- A new study finds that adhering to a healthy plant-based diet is associated with a lower risk of death from all causes and from cardiovascular disease among older people.
- However, an unhealthy plant-based diet increases one’s risk of these conditions, the findings showed.
- The study found no significant association between a mixed plant- and animal-based diet and a change in all-cause or specific cause mortality risk.
- No meaningful connection between any plant-based diets and risk of death from cancer was observed in this study.
There are ethical and environmental reasons to switch to a more plant-centric diet, as well as a growing body of research suggesting such diets are better for our health. However, a full understanding of the long-term benefits of such diets takes time to establish.
A new study from Spain looks specifically at the effect of plant-based diets on longevity by assessing their impact on the incidence of all-cause death and deaths from cardiovascular disease (CVD) and cancer in older people.
The study is published in The Journal of Nutrition, Health, and Aging.

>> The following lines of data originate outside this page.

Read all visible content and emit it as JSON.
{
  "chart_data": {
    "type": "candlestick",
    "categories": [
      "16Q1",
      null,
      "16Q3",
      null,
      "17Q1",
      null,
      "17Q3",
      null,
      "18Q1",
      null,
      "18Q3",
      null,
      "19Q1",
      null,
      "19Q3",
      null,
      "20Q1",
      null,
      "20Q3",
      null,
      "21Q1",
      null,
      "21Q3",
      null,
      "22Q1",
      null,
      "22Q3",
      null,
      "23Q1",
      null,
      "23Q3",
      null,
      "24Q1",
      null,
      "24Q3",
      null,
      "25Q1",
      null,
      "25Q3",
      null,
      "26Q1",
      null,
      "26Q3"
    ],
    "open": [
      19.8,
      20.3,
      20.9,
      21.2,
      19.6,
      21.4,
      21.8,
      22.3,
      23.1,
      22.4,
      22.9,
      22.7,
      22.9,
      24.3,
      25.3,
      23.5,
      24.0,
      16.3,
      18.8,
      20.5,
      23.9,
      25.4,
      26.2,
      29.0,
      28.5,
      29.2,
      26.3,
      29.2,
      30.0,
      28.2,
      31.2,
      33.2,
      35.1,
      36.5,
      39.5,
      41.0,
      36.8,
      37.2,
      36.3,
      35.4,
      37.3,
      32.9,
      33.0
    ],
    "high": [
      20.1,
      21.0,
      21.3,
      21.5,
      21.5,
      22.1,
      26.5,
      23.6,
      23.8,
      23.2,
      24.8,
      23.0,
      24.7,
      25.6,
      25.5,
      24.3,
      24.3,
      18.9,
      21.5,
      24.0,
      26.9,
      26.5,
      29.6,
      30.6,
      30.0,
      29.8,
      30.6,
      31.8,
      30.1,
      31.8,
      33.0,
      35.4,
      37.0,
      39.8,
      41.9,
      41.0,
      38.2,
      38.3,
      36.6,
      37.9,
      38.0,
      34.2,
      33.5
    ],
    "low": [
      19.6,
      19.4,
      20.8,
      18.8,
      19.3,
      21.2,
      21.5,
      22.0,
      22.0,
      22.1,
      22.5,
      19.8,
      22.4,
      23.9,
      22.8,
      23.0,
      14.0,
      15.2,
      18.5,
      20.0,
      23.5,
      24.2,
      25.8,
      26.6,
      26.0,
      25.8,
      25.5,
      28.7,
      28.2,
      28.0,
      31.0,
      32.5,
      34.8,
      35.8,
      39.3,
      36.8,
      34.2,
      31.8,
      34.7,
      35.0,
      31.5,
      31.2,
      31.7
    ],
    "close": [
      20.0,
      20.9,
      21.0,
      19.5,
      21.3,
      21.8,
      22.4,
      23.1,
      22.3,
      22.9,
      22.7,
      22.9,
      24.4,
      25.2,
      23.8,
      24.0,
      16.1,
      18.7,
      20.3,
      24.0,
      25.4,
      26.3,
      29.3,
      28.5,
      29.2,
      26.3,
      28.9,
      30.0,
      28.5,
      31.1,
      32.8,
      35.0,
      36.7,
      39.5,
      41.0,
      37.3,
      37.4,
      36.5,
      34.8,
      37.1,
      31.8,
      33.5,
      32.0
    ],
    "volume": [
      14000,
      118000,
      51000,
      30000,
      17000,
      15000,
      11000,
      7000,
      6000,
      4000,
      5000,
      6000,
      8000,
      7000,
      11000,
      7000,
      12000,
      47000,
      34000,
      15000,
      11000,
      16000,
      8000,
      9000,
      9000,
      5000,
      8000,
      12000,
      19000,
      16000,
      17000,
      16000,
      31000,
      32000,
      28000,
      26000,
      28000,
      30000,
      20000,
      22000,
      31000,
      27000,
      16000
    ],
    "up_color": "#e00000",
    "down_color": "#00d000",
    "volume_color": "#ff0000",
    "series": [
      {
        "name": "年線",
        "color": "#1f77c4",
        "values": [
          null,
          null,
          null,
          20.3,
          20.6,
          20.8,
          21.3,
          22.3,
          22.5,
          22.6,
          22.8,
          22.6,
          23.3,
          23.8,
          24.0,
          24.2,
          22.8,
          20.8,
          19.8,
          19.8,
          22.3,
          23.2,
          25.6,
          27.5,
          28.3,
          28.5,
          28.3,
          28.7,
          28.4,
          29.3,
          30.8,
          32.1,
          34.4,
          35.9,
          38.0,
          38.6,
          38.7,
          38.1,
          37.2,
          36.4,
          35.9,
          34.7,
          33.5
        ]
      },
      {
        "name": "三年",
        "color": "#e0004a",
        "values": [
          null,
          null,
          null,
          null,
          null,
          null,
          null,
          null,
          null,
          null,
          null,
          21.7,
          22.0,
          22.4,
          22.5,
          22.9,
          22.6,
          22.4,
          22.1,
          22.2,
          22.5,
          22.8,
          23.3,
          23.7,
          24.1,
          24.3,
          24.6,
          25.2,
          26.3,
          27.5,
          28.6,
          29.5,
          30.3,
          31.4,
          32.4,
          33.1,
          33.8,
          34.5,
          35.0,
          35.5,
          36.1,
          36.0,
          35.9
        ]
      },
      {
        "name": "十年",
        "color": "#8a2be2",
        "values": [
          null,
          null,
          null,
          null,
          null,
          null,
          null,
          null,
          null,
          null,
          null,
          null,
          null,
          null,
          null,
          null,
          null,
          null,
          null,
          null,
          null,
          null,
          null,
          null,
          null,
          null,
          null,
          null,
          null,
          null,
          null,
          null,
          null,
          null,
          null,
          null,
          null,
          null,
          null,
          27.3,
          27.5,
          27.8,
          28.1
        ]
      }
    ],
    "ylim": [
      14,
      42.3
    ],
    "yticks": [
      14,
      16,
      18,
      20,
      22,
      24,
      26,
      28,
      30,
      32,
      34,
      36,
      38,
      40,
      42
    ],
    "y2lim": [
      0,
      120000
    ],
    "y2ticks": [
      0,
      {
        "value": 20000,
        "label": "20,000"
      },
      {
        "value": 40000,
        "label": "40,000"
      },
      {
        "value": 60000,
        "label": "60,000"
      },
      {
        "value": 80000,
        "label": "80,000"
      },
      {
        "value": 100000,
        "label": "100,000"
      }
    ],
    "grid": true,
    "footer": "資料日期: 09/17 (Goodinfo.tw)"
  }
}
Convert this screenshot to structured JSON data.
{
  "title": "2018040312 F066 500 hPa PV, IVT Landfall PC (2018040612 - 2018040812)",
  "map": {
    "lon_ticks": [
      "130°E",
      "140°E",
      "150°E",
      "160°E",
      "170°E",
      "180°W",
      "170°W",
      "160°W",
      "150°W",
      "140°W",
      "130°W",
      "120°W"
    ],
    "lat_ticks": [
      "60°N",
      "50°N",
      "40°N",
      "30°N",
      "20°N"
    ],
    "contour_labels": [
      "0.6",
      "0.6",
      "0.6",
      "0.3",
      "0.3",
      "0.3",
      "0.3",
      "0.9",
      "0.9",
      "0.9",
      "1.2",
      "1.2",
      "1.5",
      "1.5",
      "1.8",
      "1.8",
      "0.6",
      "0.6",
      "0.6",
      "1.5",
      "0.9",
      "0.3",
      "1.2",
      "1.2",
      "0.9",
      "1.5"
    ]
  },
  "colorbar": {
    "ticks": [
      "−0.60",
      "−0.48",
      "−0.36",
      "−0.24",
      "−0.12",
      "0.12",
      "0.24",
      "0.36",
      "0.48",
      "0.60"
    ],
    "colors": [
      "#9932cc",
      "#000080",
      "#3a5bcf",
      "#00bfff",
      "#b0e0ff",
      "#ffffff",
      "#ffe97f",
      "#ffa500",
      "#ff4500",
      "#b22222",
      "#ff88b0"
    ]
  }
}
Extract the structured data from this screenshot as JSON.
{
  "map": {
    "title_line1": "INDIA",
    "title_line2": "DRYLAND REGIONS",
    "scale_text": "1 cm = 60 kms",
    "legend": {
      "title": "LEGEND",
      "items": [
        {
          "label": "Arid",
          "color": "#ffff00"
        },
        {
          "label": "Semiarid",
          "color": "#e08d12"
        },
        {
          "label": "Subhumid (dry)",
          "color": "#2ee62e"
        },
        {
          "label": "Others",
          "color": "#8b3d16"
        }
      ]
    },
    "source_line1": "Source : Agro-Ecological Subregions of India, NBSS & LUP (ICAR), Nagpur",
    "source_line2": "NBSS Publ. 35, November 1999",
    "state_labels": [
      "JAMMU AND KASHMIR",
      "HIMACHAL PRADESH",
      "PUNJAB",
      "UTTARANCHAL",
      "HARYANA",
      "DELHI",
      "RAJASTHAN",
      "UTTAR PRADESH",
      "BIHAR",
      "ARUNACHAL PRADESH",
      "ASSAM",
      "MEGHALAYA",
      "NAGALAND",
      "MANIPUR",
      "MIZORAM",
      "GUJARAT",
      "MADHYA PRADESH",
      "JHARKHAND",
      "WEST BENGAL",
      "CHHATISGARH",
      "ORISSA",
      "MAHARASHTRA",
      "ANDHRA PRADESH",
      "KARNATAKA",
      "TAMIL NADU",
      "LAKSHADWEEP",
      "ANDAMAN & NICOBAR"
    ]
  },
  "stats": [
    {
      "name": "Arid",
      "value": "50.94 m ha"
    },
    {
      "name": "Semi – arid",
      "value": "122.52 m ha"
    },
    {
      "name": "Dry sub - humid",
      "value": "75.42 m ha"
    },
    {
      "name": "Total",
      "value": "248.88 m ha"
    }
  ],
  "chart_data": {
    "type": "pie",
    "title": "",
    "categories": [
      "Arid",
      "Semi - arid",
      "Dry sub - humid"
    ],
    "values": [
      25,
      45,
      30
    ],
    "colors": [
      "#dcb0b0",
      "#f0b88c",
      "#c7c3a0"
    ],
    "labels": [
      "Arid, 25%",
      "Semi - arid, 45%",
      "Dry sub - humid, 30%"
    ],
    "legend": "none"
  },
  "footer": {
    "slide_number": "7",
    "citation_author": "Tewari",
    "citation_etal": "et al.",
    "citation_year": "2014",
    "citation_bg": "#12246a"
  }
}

Using data from the European Eye Study (EUREYE), the authors of the new study investigated connections between three types of plant-based diets and mortality among 597 of its participants. Of this cohort from the Spanish province of Alicante, 54.3% were female and all were age 65 or older.
The researchers tracked the participants’ dietary habits via questionnaires, with information on deaths among the group from governmental records over a 12-year follow-up period.
The researchers categorized each person’s pro-vegetarian (PVG) diet into one of three categories:
- hPVG, for “healthy pro-vegetarian” diet
- uPVG, for “unhealthy pro-vegetarian” diet
- gPVG, for “general pro-vegetarian” diet.
The healthy pro-vegetarian and unhealthy pro-vegetarian diet definitions were developed by A. Satija in 2016. The general pro-vegetarian diet was defined by M.A. Martínez-González in 2014.